The reason behind this is also the database, Jingdong, Alipay and WeChat. They are centralized organizations. Each center has its own database. The data between the databases is not interoperable, so data and money cannot be transferred. But behind the bank and the bank there is the clearing structure of UnionPay. They have a common database, so these businesses can handle it.

At present, there are some inconveniences on the Internet. These inconveniences are caused by a centralized database, and the blockchain solves this problem. You can simply understand the blockchain as a common database . For example, Jingdong, Alipay, and WeChat share the same clearing database in the payment field, and you can transfer funds directly to each other, just as banks and banks share UnionPay databases.

Moreover, generally only specific data needs to use a common database. For example, major banks only share databases in liquidation, and specific business data is not shared. Business organizations like WeChat and Alipay are the same. As long as you use a common database (blockchain) where you need to cooperate, it is generally at the specific settlement, clearing, and credit level.

Fifth, the attribution of the database

Sharing a database sounds great, but the most immediate problem is the problem of ownership of the database.

The maintenance of the database requires a lot of manpower and material resources, and the cost is high. Who is responsible for this cost? This is a huge problem. For example, Jingdong, Ali, Tencent, three companies to do a clearing system, who will maintain this system? What is the cost? Who owns the shares? What is the right to speak? This will involve a lot of troublesome issues. And this is a problem that all alliance chains have to face. If a company has the absolute right to speak data, then this is no different from a centralized database. This problem is also one of the obstacles that the blockchain is too late to land.

The traditional public chain uses the currency to solve this problem. The currency can generate economic incentives, so that the book can be profitable, so many people are willing to maintain the book spontaneously, and even compete to maintain the book. So this problem will be solved, but at present, the domestic currency is not allowed, so this road is temporarily unavailable.

Let's think about it again. Why is the current government level most actively embracing the blockchain? And why is the government's blockchain business the fastest? For example, the IRS and Tencent have cooperated to open a blockchain invoice business. For example, the Supreme People's Court has approved the legal effect of the blockchain deposit certificate. For example, the latest news has been developed by the Hangzhou government to develop its own government blockchain.
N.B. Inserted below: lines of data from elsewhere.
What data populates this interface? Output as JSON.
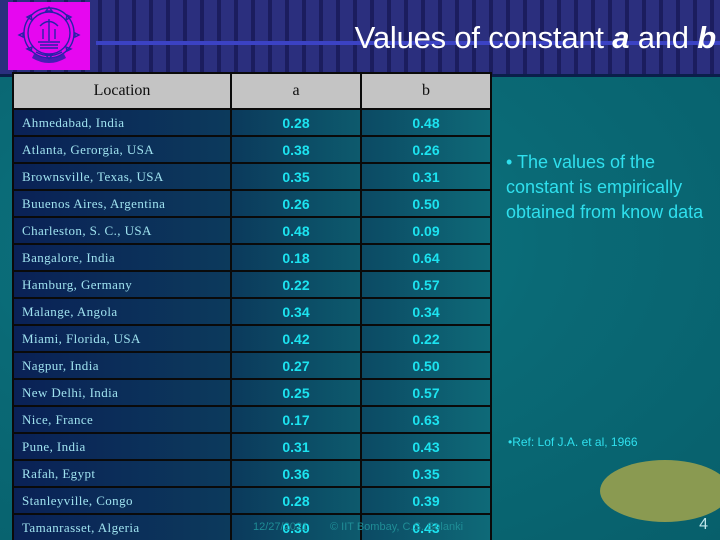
{
  "slide": {
    "title_prefix": "Values of constant ",
    "title_var1": "a",
    "title_mid": " and ",
    "title_var2": "b",
    "page_number": "4",
    "logo_name": "IIT Bombay emblem"
  },
  "table": {
    "headers": [
      "Location",
      "a",
      "b"
    ],
    "rows": [
      {
        "location": "Ahmedabad, India",
        "a": "0.28",
        "b": "0.48"
      },
      {
        "location": "Atlanta, Gerorgia, USA",
        "a": "0.38",
        "b": "0.26"
      },
      {
        "location": "Brownsville, Texas, USA",
        "a": "0.35",
        "b": "0.31"
      },
      {
        "location": "Buuenos Aires, Argentina",
        "a": "0.26",
        "b": "0.50"
      },
      {
        "location": "Charleston, S. C., USA",
        "a": "0.48",
        "b": "0.09"
      },
      {
        "location": "Bangalore, India",
        "a": "0.18",
        "b": "0.64"
      },
      {
        "location": "Hamburg, Germany",
        "a": "0.22",
        "b": "0.57"
      },
      {
        "location": "Malange, Angola",
        "a": "0.34",
        "b": "0.34"
      },
      {
        "location": "Miami, Florida, USA",
        "a": "0.42",
        "b": "0.22"
      },
      {
        "location": "Nagpur, India",
        "a": "0.27",
        "b": "0.50"
      },
      {
        "location": "New Delhi, India",
        "a": "0.25",
        "b": "0.57"
      },
      {
        "location": "Nice, France",
        "a": "0.17",
        "b": "0.63"
      },
      {
        "location": "Pune, India",
        "a": "0.31",
        "b": "0.43"
      },
      {
        "location": "Rafah, Egypt",
        "a": "0.36",
        "b": "0.35"
      },
      {
        "location": "Stanleyville, Congo",
        "a": "0.28",
        "b": "0.39"
      },
      {
        "location": "Tamanrasset, Algeria",
        "a": "0.30",
        "b": "0.43"
      }
    ]
  },
  "notes": {
    "bullet": "• The values of the constant is empirically obtained from know data",
    "reference": "•Ref: Lof J.A. et al, 1966"
  },
  "footer": {
    "date": "12/27/2021",
    "credit": "© IIT Bombay, C.S. Solanki"
  },
  "chart_data": {
    "type": "table",
    "title": "Values of constant a and b",
    "columns": [
      "Location",
      "a",
      "b"
    ],
    "categories": [
      "Ahmedabad, India",
      "Atlanta, Gerorgia, USA",
      "Brownsville, Texas, USA",
      "Buuenos Aires, Argentina",
      "Charleston, S. C., USA",
      "Bangalore, India",
      "Hamburg, Germany",
      "Malange, Angola",
      "Miami, Florida, USA",
      "Nagpur, India",
      "New Delhi, India",
      "Nice, France",
      "Pune, India",
      "Rafah, Egypt",
      "Stanleyville, Congo",
      "Tamanrasset, Algeria"
    ],
    "series": [
      {
        "name": "a",
        "values": [
          0.28,
          0.38,
          0.35,
          0.26,
          0.48,
          0.18,
          0.22,
          0.34,
          0.42,
          0.27,
          0.25,
          0.17,
          0.31,
          0.36,
          0.28,
          0.3
        ]
      },
      {
        "name": "b",
        "values": [
          0.48,
          0.26,
          0.31,
          0.5,
          0.09,
          0.64,
          0.57,
          0.34,
          0.22,
          0.5,
          0.57,
          0.63,
          0.43,
          0.35,
          0.39,
          0.43
        ]
      }
    ],
    "annotations": [
      "•Ref: Lof J.A. et al, 1966"
    ]
  },
  "colors": {
    "background_teal": "#0d6b77",
    "banner_navy": "#2b2f7e",
    "header_gray": "#c4c4c4",
    "value_cyan": "#1ce3f0",
    "logo_magenta": "#e607f0",
    "accent_olive": "#8a9a51"
  }
}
Because the government can easily solve the problem of property rights and incentives of the database , the administrative level will promote, and all departments will cooperate. The relevant business departments will contribute the data and put it on the chain, so it is much easier to land. The blockchain begins at the government level and is the most efficient and least resistant path.
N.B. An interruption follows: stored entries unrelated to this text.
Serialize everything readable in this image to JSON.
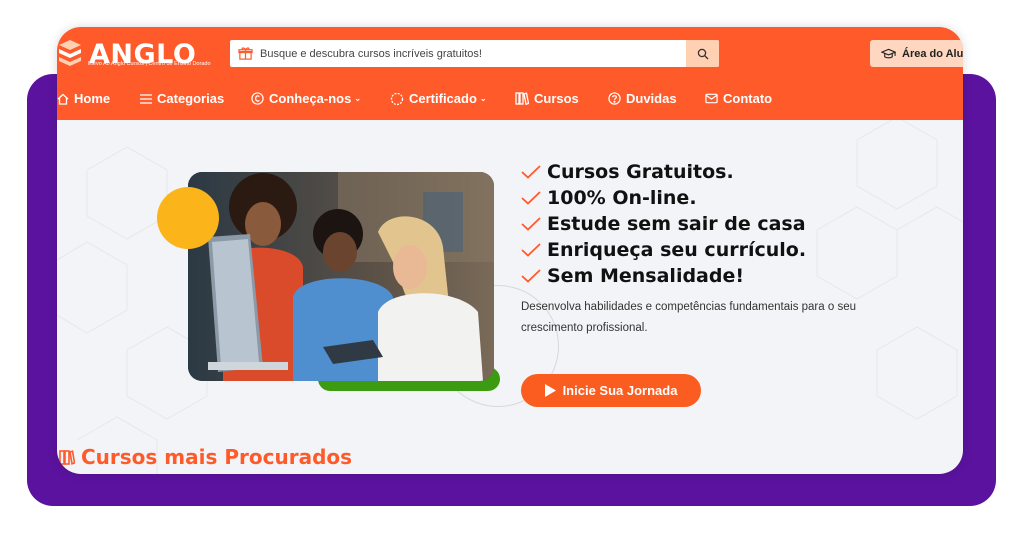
{
  "brand": {
    "name": "ANGLO",
    "tagline": "Elevo Ao Anglo Cursos | Centro de Ensino Dorado",
    "primary_color": "#ff5a2a",
    "accent_purple": "#5b139f"
  },
  "header": {
    "search": {
      "placeholder": "Busque e descubra cursos incríveis gratuitos!",
      "value": ""
    },
    "student_area_label": "Área do Aluno"
  },
  "nav": {
    "items": [
      {
        "label": "Home",
        "icon": "home-icon"
      },
      {
        "label": "Categorias",
        "icon": "menu-icon"
      },
      {
        "label": "Conheça-nos",
        "icon": "copyright-icon",
        "has_dropdown": true
      },
      {
        "label": "Certificado",
        "icon": "certificate-icon",
        "has_dropdown": true
      },
      {
        "label": "Cursos",
        "icon": "books-icon"
      },
      {
        "label": "Duvidas",
        "icon": "question-icon"
      },
      {
        "label": "Contato",
        "icon": "mail-icon"
      }
    ]
  },
  "hero": {
    "features": [
      "Cursos Gratuitos.",
      "100% On-line.",
      "Estude sem sair de casa",
      "Enriqueça seu currículo.",
      "Sem Mensalidade!"
    ],
    "description": "Desenvolva habilidades e competências fundamentais para o seu crescimento profissional.",
    "cta_label": "Inicie Sua Jornada"
  },
  "section": {
    "title": "Cursos mais Procurados"
  }
}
The connotation of the blockchain is very rich. It has many derivative meanings, such as the evidence economy and production relations. It is definitely not accurate to use the database to understand the blockchain, but the database is indeed the technical bottom layer of the blockchain.

Why is Bitcoin worldwide able to transfer money directly? Because they have a common bitcoin database; why can't WeChat and Alipay communicate directly and transfer money? Because they belong to different databases; why blockchains cannot be tampered with? Because the blockchain database does not belong to any single party; what is a public chain, the public chain is an open third-party database; What is a coalition chain? The alliance chain is where several business stakeholders maintain a common database.

It is convenient to understand the blockchain principle and application through the database because it is very specific. In fact, in most cases, every time there are projects on the market that claim to be blockchain applications, but you don’t know what they are doing, you replace the words “blockchain” with The "third-party database" immediately understood.